Revolt of the judges

South Korean judges keep acquitting conscientious objectors, despite the country's Constitutional Court's refusal so far to recognize conscientious objection. Here's the latest Korea Times report. Excerpt:
A local court ruled in favor of three conscientious objectors who refused to serve in the Korean military, Thursday, bringing the number of people acquitted to 30. Amnesty International and human rights activists welcomed the verdict, calling it significant progress. They also expect alternative service to become available under the Moon Jae-in administration, one of Moon's pledges during his presidential campaign. 

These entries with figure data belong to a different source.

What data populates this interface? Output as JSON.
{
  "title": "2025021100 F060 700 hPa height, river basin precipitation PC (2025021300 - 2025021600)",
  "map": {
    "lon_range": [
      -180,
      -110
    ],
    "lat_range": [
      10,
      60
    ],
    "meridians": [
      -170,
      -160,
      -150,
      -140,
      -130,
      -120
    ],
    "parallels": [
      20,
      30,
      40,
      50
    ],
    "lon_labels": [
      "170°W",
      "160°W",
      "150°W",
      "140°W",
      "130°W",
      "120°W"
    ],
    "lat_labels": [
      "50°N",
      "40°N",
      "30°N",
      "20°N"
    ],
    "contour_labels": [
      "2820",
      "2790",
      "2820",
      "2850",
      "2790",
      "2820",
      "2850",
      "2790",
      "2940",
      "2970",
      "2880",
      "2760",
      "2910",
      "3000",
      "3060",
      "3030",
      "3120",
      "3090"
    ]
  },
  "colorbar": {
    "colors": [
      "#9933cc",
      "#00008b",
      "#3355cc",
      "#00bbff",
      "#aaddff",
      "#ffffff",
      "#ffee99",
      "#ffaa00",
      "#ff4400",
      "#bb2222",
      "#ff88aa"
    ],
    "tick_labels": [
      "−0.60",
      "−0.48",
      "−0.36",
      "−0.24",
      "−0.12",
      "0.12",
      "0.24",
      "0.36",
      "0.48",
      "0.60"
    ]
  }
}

A district court in Daegu ruled Thursday that "conscientious objection is just" as denying this would be a "violation of conscientiousness," a right protected by the Constitution. 
This goes against conventional upper court and Constitutional Court rulings that have put 190,000 men in prison since the 1950-53 Korean War. About 500 to 600 men are imprisoned per year on average for refusing to serve their around two-year compulsory military duties as mandated by the Military Service Act. At least 397 objectors were imprisoned as of the end of April, according to an Amnesty International report. 
Amnesty International Korea welcomed the news. "Since 2015, a surge of lower court rulings has found conscientious objectors not guilty. It's a significant trend," its representative Park Seung-ho said.